Tokenized money market funds are gradually gaining recognition in financial markets, with BlackRock's BUIDL fund among the products showing significant activity. Since its launch in March 2024, BUIDL has distributed approximately $100 million in dividends. These payments, derived from the returns of the fund's underlying assets, reflect the ability of blockchain-based financial products to generate consistent income at scale.

In Brief
- BlackRock's BUIDL fund has paid approximately $100 million in dividends since its launch in March 2024.
- The total valuation of the fund has now exceeded $2 billion, placing it among the largest tokenized treasury products available on the market.
BUIDL growth and institutional impact
Securitize, acting as transfer agent and administrator of BUIDL, reported that the fund is now the first tokenized treasury product to reach $100 million in cumulative dividends. BUIDL channels capital into short-term U.S. government securities, repo transactions, and other similar monetary assets. Its valuation has now exceeded $2 billion, placing it among the largest blockchain-based monetary products in operation
Although initially launched on Ethereum, BUIDL has grown to operate on multiple blockchain networks as interest in on-chain dollar yield products has grown. Its launch on Solana March 25 coincided with the tokenized treasure market surpassing $5 billion in total assets. The fund operates within a regulated money market fund framework, issuing shares in the form of blockchain tokens, with ownership and dividend distribution recorded directly on the blockchain.

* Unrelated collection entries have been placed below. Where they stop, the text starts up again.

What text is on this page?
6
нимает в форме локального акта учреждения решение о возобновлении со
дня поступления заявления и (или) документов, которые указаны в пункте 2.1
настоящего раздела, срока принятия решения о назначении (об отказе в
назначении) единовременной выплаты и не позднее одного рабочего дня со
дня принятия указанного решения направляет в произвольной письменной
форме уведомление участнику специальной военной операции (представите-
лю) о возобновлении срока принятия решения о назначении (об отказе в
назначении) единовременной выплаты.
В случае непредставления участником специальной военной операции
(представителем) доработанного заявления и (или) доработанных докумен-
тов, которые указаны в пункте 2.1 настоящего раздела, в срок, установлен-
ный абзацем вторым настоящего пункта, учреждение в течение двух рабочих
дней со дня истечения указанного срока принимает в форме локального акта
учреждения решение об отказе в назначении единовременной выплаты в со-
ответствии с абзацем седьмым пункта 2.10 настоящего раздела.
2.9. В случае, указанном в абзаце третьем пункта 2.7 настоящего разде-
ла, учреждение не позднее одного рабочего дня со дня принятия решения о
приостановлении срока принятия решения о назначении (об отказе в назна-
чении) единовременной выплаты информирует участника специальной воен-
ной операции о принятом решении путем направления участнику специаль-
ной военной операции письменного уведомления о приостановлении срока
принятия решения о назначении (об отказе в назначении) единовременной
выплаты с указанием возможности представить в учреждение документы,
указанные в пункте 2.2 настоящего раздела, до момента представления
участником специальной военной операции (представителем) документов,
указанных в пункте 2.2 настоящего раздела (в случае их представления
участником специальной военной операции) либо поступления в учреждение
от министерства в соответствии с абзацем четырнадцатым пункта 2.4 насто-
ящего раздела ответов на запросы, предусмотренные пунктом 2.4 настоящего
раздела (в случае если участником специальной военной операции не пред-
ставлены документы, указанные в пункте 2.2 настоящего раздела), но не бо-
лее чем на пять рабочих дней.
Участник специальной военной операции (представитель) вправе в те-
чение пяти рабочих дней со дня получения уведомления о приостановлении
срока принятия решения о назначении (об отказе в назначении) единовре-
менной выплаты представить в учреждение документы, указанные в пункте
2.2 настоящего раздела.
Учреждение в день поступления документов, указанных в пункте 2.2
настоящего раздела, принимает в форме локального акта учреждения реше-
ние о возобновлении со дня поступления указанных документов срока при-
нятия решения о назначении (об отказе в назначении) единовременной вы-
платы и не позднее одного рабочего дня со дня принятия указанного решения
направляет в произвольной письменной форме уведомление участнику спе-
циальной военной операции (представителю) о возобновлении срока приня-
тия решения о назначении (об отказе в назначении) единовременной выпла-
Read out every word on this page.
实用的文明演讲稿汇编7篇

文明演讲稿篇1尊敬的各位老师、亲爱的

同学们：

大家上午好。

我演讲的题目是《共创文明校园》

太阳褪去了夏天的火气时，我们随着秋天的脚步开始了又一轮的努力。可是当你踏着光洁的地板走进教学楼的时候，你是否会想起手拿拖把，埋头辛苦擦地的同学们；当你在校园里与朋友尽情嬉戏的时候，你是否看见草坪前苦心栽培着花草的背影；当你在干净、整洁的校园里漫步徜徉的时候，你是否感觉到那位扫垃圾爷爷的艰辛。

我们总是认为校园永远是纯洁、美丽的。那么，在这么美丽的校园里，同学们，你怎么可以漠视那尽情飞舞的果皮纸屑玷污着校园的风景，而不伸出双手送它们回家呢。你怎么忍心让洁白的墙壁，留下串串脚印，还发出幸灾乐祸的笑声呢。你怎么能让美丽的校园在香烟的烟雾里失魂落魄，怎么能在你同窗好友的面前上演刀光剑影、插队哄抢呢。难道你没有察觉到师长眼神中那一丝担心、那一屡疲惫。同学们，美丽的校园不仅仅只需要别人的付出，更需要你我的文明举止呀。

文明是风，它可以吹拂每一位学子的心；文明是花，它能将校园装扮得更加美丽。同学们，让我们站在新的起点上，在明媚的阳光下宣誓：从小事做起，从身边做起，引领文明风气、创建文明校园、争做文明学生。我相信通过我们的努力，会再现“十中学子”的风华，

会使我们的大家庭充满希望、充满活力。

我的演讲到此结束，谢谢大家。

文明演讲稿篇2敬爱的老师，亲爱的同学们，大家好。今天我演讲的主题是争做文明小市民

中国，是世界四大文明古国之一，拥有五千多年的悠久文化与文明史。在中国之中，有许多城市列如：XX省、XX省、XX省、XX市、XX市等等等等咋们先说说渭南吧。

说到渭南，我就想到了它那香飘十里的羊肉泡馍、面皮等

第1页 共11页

Therefore, this milestone in dividends demonstrates that blockchain-based finance can operate on a professional level and on a large scale. Institutions holding shares of BUIDL benefit from the returns generated by the underlying assets, with distributions executed directly on the blockchain, cutting out middlemen and simplifying operations.
BUIDL's Growing Influence in the Crypto Ecosystem
Beyond generating passive income, BUIDL tokens are increasingly integrated into the broader crypto ecosystem;
- They serve as backing for stablecoins, including Ethena's USDtb, supporting their on-chain operations.
- Tokens are used as collateral in various trading and financing operations, supporting market liquidity and activity.
- BUIDL's role in the market was strengthened in November when Securitize and Binance confirmed that the tokens could be used as off-exchange collateral for trading on Binance.
This development reflects a broader trend of institutions adopting tokenized money market funds to gain regulated exposure to dollar-denominated yield. In 2025, this segment has seen rapid growth, although authorities have highlighted some potential challenges. These concerns include the finality of transactions, liquidity management, and the performance of tokenized securities during periods of market volatility.


At the same time, the broader market for tokenized real assets — excluding stablecoins — has grown significantly, from approximately $5.5 billion at the end of 2024 to $18.2 billion in December 2025. In its 2025 report, Securitize reported that it had overtaken the overall tokenization market. The company's total tokenized assets increased from $1 billion to $3.4 billion, while tokenized treasures increased from $653 million to $2.4 billion. Net flows over the same period exceeded $3 billion, setting a new record in the tokenization industry.
Regulatory Oversight and Risk Considerations
Despite rapid growth and increased adoption, tokenized money funds are now attracting closer attention from experts and regulators. The Bank for International Settlements issued a warning in November according to which these products could present risks similar, or even greater, to those observed in traditional money market funds.
Key concerns include liquidity risk, operational challenges, and compliance issues relating to anti-money laundering and anti-terrorism financing — risks often associated with stablecoins and other blockchain-based instruments.